# Was von Neumann's 1954 ICM address “Unsolved Problems in Mathematics” outdated?

I recently tried to "explain" the generalized probability theory aspect of quantum theory (as one common part of both quantum field theory and quantum mechanics), in the sense of motivations for the different parts of Qiaochu Yuan's post on noncommutative probability. Motivating von Neumann algebras as a noncommutative analog of Peter Whittle's "Probability via Expectation" approach to axiomatic probability theory, I came across the SEP article Quantum Theory: von Neumann vs. Dirac. It paints a subtle picture of how the role and use of von Neumann algebras changed over time in algebraic quantum field theories.

My feeling that I would understand von Neumann algebras evaporated, and I started to wonder whether von Neumann's 1954 ICM address was really as outdated as hinted at by George Dyson in "Turing's Cathedral," where he wrote:

Von Neumann never returned to pure mathematics, and even his attention to computing was distracted by his duties at the AEC. At the International Congress of Mathematicians held in Amsterdam on September 2-9, 1954, he was invited to give the opening lecture, billed as a survey of "Unsolved Problems in Mathematics" that would update David Hilbert's famous 1900 Paris address. The talk, instead, was largely a rehash of some of von Neumann's own early work. "The lecture was about rings of operators, a subject that was new and fashionable in the 1930s," remembers Freeman Dyson. "Nothing about unsolved problems. Nothing about the future. Nothing about computers, the subject that we knew was dearest to von Neumann's heart. Somebody said in a voice loud enough to be heard all over the hall, 'Aufgewärmte Suppe,' which is German for 'warmed-up soup.'"

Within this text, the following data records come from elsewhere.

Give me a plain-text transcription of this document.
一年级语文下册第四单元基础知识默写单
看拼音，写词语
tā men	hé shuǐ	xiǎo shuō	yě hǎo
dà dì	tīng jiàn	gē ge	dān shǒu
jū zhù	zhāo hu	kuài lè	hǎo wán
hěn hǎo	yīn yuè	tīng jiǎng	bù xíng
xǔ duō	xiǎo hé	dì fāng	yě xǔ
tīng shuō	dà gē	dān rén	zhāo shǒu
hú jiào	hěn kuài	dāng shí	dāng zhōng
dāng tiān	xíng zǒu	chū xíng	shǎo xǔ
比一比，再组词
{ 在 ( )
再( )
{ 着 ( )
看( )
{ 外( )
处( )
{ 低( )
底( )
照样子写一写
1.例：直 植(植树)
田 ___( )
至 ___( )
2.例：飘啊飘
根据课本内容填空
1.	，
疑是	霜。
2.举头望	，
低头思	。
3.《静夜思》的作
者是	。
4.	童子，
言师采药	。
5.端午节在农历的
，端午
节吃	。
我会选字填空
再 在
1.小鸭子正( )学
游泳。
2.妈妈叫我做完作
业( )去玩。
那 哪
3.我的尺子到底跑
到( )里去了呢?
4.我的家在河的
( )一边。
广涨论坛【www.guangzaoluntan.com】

The address in not contained in the proceedings of the congress, but M. Rédei (1999) in "Unsolved Problems in Mathematics" J. von Neumann's address to the ICM ... 1954 describes the content of both planed and actual address based on unpublished material (John von Neumann Archive, Library of Congress, Washington, D.C.). The sketch of the planed talk mentioned:

The unsolved problems to which attention is called fall into three groups.

1. Problems involving the algebraic structure of rings of operators.
2. The role and meaning of these in view of the present difficulties and uncertainties in quantum theory.
3. Problems of reformulation and unification in logics and probability theory based on this approach.

The plan contains a list of 24 more specific issues, like the isomorphism problem of finite von Neumann algebras, the characterization problem of infinite von Neumann algebras, or the infinite direct product. But he must have realized that he would be unable to do justice to the complexity of these problems in the given time frame:

What von Neumann decided to do in the lecture was to concentrate on the second and third group of problems: He gave a general motivation for the theory of operator rings and, in particular, he discussed the potential conceptual significance of a particular ring, the finite, continuous ring (the type $\mathbf {II}_1$ von Neumann algebra) both for the mathematical theory of operators and for a better understanding of quantum mechanics, quantum logic and (quantum) probability.

Question: Was von Neumann's address really outdated? Was it really out of fashion? Hindsight tells us that the call for a unification of the theory of operators, logic and probability theory remained unanswered. The guess that the type $\mathbf {II}_1$ von Neumann algebra would be crucial also turned out to be false. But the SEP article gave me the impression that von Neumann algebras themselves were still actively researched in 1954, and significant developments like the fine structure of type $\mathbf {III}$ von Neumann algebra were only discovered much later (1973), and proved crucial for certain applications to quantum field theory. And around 1954, we have the Kaplansky density theorem in 1952, Kaplansky's observation that $u^*u$ is always positive (hence is not needed as an axiom for $C^*$-algebras) in 1953, Sakai's abstract characterization of a von Neumann algebra (as a $C^*$-algebra isometrically isomorph to the dual of a Banach space) in 1956.

Is it valid to draw a connection between von Neumann's address and those developments around 1954? Were there other similar developments "vaguely" connected to his address? How to judge for example Segal's work from 1959 on quantum field theory using Segal algebras (a slight generalization of $C^*$-algebras) in that context? What about the "Probability via Expectation" approach to quantum probability theory in general?